There’s only one problem: This is utter bunk. But when the facts disprove his theory, Thomas Friedman discards the facts. Take his May 11 column, “Fathers and Sons.” Friedman’s basic theory on the Israeli-Palestinian conflict is this: If the Israelis and Palestinians could only get past all this religious mumbo-jumbo, remove old leaders and accept one another, we could let globalization work its magic. Because Friedman thinks everything is about economics, he thinks peace can be achieved once Jewish settlements are abandoned and the Palestinians replace Yasir Arafat with another terror-supporting figurehead, Abu Mazen.
In this vein, Friedman argues that the best policy toward Israel is one of tough love; he writes that President George W. Bush should treat Israel as his father did by telling “Israel and Jewish lobby some very hard truths … that expanding settlements would harm Israel’s long-term interests, would shrink the prospects for peace and would help undermine America’s standing in the Arab world.” He calls the Jewish settler movement “renegade” and “lunatic” (epithets he reserves for Israelis, not suicide bombers) and claims the Christian right has hurt Israel by supporting it.

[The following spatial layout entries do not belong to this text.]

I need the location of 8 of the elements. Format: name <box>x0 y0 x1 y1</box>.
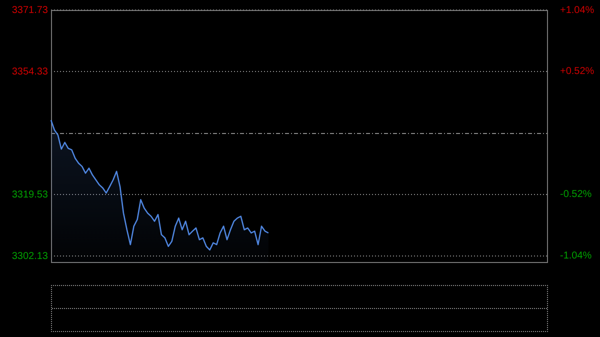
y-tick-label: 3354.33 <box>12 66 48 78</box>
y2-tick-label: -0.52% <box>560 189 592 200</box>
y-tick-label: 3302.13 <box>12 250 48 262</box>
y-tick-label: 3371.73 <box>12 4 48 16</box>
y-tick-label: 3319.53 <box>12 189 48 200</box>
y2-tick-label: +1.04% <box>560 4 594 16</box>
y2-tick-label: +0.52% <box>560 66 594 78</box>
y2-tick-label: -1.04% <box>560 250 592 262</box>
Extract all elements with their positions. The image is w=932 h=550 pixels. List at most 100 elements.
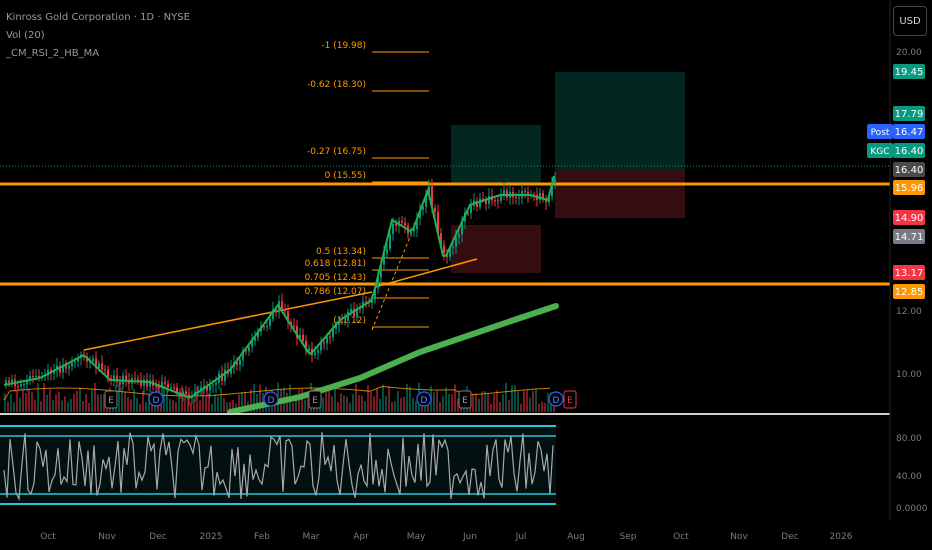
volume-bar — [481, 391, 483, 412]
event-label: E — [312, 396, 318, 406]
volume-bar — [25, 393, 27, 412]
candle-body — [503, 190, 505, 196]
candle-body — [401, 220, 403, 223]
candle-body — [395, 223, 397, 226]
volume-bar — [259, 384, 261, 412]
candle-body — [68, 366, 70, 369]
volume-bar — [217, 396, 219, 412]
volume-bar — [535, 389, 537, 412]
candle-body — [500, 195, 502, 201]
candle-body — [308, 348, 310, 351]
event-label: D — [421, 396, 428, 406]
time-tick: Aug — [567, 532, 585, 542]
volume-bar — [76, 390, 78, 412]
fib-label: 0.618 (12.81) — [305, 259, 366, 269]
candle-body — [467, 212, 469, 214]
volume-bar — [256, 393, 258, 412]
candle-body — [8, 380, 10, 383]
volume-bar — [382, 384, 384, 412]
volume-bar — [352, 393, 354, 412]
candle-body — [383, 253, 385, 265]
volume-bar — [232, 399, 234, 412]
candle-body — [317, 350, 319, 353]
candle-body — [434, 207, 436, 212]
volume-bar — [334, 384, 336, 412]
volume-bar — [541, 401, 543, 412]
price-tick: 12.00 — [896, 307, 922, 317]
volume-bar — [331, 396, 333, 412]
dividend-marker — [416, 391, 432, 407]
fib-label: 0 (15.55) — [325, 171, 366, 181]
candle-body — [242, 350, 244, 360]
volume-legend[interactable]: Vol (20) — [6, 30, 45, 41]
time-tick: Mar — [303, 532, 320, 542]
candle-body — [53, 370, 55, 374]
candle-body — [185, 391, 187, 395]
volume-bar — [439, 402, 441, 412]
volume-bar — [211, 403, 213, 412]
candle-body — [353, 308, 355, 317]
candle-body — [197, 390, 199, 392]
volume-bar — [295, 393, 297, 412]
currency-button[interactable]: USD — [893, 6, 927, 36]
volume-bar — [346, 396, 348, 412]
volume-bar — [70, 398, 72, 412]
volume-bar — [133, 388, 135, 412]
volume-bar — [340, 393, 342, 412]
time-tick: Oct — [40, 532, 56, 542]
fib-label: (11.12) — [333, 316, 366, 326]
candle-body — [146, 379, 148, 387]
volume-bar — [379, 398, 381, 412]
candle-body — [17, 386, 19, 388]
volume-bar — [322, 397, 324, 412]
candle-body — [266, 325, 268, 327]
trendline-2 — [374, 258, 478, 288]
candle-body — [542, 193, 544, 200]
candle-body — [110, 378, 112, 380]
volume-bar — [10, 394, 12, 412]
candle-body — [356, 308, 358, 317]
volume-bar — [43, 382, 45, 412]
volume-bar — [199, 400, 201, 412]
volume-bar — [61, 400, 63, 412]
volume-bar — [139, 403, 141, 412]
rsi-legend[interactable]: _CM_RSI_2_HB_MA — [6, 48, 100, 59]
earnings-marker — [104, 390, 118, 409]
volume-ma — [3, 385, 551, 401]
price-label: 14.71 — [895, 232, 924, 243]
candle-body — [485, 199, 487, 204]
candle-body — [296, 326, 298, 338]
volume-bar — [52, 400, 54, 412]
candle-body — [35, 375, 37, 377]
volume-bar — [343, 395, 345, 412]
volume-bar — [451, 394, 453, 412]
volume-bar — [91, 389, 93, 412]
candle-body — [281, 301, 283, 309]
price-tick: 20.00 — [896, 48, 922, 58]
candle-body — [410, 231, 412, 234]
volume-bar — [85, 394, 87, 412]
time-tick: May — [407, 532, 426, 542]
price-label: 13.17 — [895, 268, 924, 279]
trendline-1 — [83, 291, 373, 351]
volume-bar — [370, 392, 372, 412]
volume-bar — [433, 392, 435, 412]
moving-average-slow — [227, 303, 559, 415]
price-label: 17.79 — [895, 109, 924, 120]
volume-bar — [457, 398, 459, 412]
volume-bar — [406, 383, 408, 412]
candle-body — [371, 299, 373, 303]
candle-body — [479, 198, 481, 208]
volume-bar — [184, 393, 186, 412]
candle-body — [377, 277, 379, 289]
candle-body — [374, 288, 376, 300]
volume-bar — [475, 393, 477, 412]
price-label-bg — [893, 143, 925, 158]
volume-bar — [472, 393, 474, 412]
volume-bar — [517, 391, 519, 412]
volume-bar — [355, 384, 357, 412]
candle-body — [221, 373, 223, 382]
volume-bar — [250, 389, 252, 412]
candle-body — [365, 301, 367, 303]
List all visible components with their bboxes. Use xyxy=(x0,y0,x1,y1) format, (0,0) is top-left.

Friedman has learned nothing from the Oslo fiasco, because Thomas Friedman believes he is never wrong. In January 2001, Friedman briefly acknowledged that the Palestinian intifada left Oslo’s advocates “feeling like fools.” But now, Friedman has jumped on the Oslo II bandwagon. It does not matter to him that Abu Mazen was appointed by Arafat, not elected, and that 67.8 percent of Palestinians believe that Mazen was appointed only because of external pressure.
It does not matter to him that Mazen has consistently and openly endorsed terror against Israelis as a continuing policy or that he was likely involved in the 1972 Munich Massacre. It does not matter to him that 64.6 percent of Palestinians support terror against Israeli targets or that 59.9 percent support suicide bombings. This is Thomas Friedman’s world, and we’re all just living in it.
Thomas Friedman is no doubt an intelligent man. Yet he is slobberingly sycophantic toward those who play up to him. He wholeheartedly believes that he is infallible. His vision is clouded by his own inflated view of himself. Thomas Friedman is a sucker, made to order.